Coming months could be decisive for Arctic Refuge

The Arctic National Wildlife Refuge

The Arctic National Wildlife Refuge

Edward Bennett/Bennett Images LLC

The time is now to protect the refuge from oil and gas drilling

In 2017, Congress made a decision that changed the course of the Arctic National Wildlife Refuge by allowing oil and gas drilling within its borders. The move exposed the landscape, local wildlife and Indigenous people to the dangers of fossil fuel development. The time has come for Democrats to use a similar congressional tool to reverse course and permanently protect this irreplaceable land. 
The decision to open the refuge to oil and gas rigs was made through the legislative tool known as budget reconciliation, a process that makes it easier to approve bills. With the path wide open, the first sale of industrial leases took place earlier this year on the sensitive coastal plain. If nothing changes, the Biden administration is required by law to hold a second lease sale in 2024.

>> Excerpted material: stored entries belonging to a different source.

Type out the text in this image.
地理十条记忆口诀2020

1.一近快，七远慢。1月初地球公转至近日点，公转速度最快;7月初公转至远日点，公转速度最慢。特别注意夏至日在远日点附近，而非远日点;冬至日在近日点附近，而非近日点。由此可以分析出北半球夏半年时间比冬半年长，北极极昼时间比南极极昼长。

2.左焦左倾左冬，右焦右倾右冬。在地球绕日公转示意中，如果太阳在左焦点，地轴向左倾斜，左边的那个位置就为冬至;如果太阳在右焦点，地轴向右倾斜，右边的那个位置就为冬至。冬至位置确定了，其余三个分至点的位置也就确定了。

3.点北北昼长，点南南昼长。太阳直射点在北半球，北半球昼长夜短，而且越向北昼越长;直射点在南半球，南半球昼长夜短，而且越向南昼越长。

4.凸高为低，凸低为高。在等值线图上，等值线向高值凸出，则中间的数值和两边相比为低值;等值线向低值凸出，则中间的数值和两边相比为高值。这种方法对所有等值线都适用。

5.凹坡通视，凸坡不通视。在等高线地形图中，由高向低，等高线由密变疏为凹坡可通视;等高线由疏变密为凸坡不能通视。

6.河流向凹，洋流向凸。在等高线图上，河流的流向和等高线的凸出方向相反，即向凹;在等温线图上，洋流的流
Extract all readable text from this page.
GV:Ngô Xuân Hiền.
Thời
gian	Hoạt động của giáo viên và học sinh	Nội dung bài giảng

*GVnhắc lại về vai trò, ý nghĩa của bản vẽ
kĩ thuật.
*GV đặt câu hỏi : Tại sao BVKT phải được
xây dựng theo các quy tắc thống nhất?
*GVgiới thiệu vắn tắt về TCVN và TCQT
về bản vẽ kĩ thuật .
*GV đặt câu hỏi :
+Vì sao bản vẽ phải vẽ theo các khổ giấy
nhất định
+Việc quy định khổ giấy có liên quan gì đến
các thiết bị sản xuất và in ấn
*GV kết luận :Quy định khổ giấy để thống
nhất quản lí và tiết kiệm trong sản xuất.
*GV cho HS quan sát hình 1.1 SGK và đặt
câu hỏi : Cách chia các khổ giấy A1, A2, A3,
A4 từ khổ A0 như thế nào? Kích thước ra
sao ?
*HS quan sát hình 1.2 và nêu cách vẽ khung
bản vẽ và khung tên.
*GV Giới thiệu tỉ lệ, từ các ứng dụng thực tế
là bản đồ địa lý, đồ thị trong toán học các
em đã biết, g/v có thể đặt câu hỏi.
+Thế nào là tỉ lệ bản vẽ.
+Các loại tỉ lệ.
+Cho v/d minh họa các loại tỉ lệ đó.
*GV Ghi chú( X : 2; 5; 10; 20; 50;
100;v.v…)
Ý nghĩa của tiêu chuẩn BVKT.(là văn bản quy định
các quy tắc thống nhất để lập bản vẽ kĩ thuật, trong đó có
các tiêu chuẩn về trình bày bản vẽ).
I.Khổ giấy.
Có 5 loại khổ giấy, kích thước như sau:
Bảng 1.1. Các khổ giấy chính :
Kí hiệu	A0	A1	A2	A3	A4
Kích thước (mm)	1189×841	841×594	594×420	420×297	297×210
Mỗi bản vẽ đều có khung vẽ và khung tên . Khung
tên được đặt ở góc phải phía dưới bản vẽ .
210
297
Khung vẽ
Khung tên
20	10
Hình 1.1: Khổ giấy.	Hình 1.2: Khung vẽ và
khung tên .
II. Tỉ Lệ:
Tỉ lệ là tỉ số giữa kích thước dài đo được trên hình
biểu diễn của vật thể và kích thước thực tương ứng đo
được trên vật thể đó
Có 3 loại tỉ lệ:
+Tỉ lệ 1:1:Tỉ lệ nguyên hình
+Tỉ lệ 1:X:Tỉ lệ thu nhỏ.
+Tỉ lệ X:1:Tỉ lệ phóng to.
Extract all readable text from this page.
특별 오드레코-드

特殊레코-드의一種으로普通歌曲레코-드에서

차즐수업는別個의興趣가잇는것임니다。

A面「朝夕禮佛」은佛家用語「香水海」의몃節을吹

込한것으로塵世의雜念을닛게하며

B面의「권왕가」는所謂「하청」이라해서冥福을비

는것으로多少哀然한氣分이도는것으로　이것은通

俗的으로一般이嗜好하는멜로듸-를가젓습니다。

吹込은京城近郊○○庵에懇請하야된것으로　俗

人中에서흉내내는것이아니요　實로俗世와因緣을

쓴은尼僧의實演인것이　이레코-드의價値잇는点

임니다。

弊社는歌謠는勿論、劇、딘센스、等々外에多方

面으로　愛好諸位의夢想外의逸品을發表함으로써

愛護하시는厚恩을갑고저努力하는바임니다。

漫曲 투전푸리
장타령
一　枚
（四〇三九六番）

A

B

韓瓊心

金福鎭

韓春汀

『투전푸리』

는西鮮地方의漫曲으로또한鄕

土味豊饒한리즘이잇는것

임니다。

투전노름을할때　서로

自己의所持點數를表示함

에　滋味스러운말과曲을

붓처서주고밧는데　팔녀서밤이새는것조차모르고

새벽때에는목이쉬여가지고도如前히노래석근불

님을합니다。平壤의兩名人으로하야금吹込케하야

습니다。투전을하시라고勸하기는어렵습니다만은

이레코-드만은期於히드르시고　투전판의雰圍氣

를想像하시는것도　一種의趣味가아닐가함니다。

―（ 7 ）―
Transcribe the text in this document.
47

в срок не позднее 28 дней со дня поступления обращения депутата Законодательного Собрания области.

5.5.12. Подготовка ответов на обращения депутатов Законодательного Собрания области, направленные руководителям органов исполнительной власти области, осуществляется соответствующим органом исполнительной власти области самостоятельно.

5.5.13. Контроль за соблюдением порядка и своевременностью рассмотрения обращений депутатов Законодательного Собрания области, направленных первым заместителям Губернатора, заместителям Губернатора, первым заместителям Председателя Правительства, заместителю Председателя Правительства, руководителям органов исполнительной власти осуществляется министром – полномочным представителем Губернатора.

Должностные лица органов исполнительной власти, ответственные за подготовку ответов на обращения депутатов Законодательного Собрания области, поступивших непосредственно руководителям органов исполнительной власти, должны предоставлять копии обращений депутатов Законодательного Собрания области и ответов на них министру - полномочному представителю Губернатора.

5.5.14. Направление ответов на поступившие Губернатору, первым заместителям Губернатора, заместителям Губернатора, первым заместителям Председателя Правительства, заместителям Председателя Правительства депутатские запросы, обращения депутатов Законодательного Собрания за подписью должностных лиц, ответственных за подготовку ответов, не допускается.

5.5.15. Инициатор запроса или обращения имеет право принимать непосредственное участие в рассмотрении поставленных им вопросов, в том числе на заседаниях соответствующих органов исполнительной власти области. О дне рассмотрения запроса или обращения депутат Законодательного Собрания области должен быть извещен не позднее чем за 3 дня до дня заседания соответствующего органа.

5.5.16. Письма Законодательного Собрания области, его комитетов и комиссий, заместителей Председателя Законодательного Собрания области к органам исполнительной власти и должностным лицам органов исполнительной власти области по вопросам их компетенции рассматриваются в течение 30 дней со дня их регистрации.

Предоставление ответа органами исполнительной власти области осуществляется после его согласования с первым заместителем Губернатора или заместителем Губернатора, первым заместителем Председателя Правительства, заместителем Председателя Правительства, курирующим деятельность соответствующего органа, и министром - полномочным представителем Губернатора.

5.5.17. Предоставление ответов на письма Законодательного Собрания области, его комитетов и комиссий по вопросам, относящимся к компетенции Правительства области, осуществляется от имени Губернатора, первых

This is the perfect time—and our best chance—to restore the protections for the refuge’s 1.5 million-acre coastal plain.

Caribou are among the many species that depend on the Arctic National Wildlife Refuge.

The coastal plain of the Arctic Refuge is the calving ground of the Porcupine Caribou Herd.

Edward Bennett / Bennett Images LLC

Over the next few months, legislators in the House and Senate will be working through a similar process to approve legislation related to infrastructure and climate change. This is the perfect time—and our best chance—to restore the protections for the refuge’s 1.5 million-acre coastal plain. 

As lawmakers work on this round of budget reconciliation, casting multiple votes to decide their priorities, it is vital they hear from constituents. They need to understand that the Arctic Refuge is worth safeguarding: it’s one of the last great wild places in America. More than that, we have a moral obligation to protect it. 
Oil and gas drilling in the Arctic Refuge would not only damage the environment but also trample on the human rights of Indigenous people. The activity would compromise the calving grounds of the Porcupine Caribou Herd. As a result, it would threaten the way of life of Indigenous peoples who depend on a healthy caribou herd to feed their families and sustain their cultures.  
Repealing the 2017 mandate for lease sales is the most important step Congress can take right now to protect Gwich’in and Iñupiat communities. Restoring protections on this land would also avoid the burning of even more fossil fuels as we try to slow down the climate crisis.